L'image “http://www.iserp.columbia.edu/news/articles/images/common.jpg” ne peut être affichée car elle contient des erreurs.
J'en conclus que l'analyse des universitaires et des média est en décalage avec la réalité, en continuant à mettre l'accent sur le clivage racial alors que celui-ci est en train de disparaitre.

2 commentaires:

Antoine SC a dit…

Je pense que ça pourrait quand même être instructif d'avoir le droit d'utiliser ce genre de statistiques en France, ne serait-ce que pour mesurer l'ampleur des discriminations. Et c'est vrai que même en France, Obama est toujours présenté comme "noir" alors que c'est un métis. Caramel, à la rigueur ?

Julien a dit…

d'accord avec antoine (avec 3 semaines de retard). Je pense que l'élection de Obama met à nous tous français une belle claque.

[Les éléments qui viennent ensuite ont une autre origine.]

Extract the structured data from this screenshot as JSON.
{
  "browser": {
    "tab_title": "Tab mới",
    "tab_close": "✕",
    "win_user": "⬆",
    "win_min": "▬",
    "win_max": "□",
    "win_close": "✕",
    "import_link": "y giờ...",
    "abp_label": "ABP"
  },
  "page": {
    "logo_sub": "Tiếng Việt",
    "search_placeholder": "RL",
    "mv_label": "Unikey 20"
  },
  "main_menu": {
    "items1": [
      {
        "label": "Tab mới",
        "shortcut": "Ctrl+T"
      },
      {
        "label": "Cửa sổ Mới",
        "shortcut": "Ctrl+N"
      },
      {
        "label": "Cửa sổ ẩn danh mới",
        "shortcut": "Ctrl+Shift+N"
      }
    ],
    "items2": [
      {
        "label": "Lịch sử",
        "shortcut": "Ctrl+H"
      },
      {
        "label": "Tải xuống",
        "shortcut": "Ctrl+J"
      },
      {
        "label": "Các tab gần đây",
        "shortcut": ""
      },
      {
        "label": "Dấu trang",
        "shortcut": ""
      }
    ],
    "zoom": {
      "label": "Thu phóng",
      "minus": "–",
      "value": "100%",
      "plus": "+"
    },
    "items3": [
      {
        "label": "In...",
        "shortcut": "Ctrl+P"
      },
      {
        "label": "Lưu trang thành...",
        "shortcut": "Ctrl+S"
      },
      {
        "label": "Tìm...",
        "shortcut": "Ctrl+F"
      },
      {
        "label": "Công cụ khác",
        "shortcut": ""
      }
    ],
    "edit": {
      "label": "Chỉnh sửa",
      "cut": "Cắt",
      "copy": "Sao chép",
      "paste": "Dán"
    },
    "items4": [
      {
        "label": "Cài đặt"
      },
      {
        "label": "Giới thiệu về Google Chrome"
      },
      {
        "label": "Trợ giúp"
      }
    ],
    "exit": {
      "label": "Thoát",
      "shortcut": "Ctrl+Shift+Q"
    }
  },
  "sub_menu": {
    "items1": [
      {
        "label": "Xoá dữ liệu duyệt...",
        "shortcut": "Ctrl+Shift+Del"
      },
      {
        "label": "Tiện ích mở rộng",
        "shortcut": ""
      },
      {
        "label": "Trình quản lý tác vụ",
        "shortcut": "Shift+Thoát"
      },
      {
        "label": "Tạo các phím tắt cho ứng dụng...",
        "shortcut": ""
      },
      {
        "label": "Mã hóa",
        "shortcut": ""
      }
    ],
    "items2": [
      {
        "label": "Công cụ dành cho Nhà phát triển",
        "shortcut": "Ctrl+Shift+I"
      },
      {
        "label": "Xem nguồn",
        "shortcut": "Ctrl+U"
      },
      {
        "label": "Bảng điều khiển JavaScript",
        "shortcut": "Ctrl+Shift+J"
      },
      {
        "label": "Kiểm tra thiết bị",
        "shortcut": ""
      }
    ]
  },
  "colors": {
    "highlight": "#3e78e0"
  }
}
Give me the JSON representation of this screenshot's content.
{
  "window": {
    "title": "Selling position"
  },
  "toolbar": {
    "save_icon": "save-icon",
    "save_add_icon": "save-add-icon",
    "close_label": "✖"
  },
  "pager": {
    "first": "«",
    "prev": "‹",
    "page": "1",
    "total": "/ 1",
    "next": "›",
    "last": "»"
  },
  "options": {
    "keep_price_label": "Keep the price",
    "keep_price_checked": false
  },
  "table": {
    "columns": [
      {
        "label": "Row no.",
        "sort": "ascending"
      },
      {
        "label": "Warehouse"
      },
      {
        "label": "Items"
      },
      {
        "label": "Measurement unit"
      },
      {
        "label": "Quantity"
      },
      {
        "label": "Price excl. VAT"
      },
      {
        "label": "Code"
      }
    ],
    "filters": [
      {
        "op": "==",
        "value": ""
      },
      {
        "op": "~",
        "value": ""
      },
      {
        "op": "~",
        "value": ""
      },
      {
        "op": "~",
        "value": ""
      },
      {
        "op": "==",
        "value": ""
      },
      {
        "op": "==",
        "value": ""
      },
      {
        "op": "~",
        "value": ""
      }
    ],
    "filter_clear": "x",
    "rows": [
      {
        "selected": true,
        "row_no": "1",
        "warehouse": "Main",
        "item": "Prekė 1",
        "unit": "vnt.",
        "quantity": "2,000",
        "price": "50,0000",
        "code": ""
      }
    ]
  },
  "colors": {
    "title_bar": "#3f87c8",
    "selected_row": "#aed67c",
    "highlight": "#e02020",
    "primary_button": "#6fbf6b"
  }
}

Des statistiques "raciales" mettraient en lumière ce dont l'on se doute tous : pour réussir en france (statistiquement) il faut être issu de la classe socio professionelle "cadre, ingénieur, supérieur,...", et être blanc.

Moi j'ai reçu une belle claque lorsque l'on m'a demandé "quelles sont les principales difficultés pour les immigrés en France ?". J'ai répondu : probablement la discrimination. Mon interlocuteur marocain me répond, presque ahuri "AH bon? même avec la devise liberté, égalité, solidarité?"...

C'est beau les valeurs, mais surtout à l'étranger !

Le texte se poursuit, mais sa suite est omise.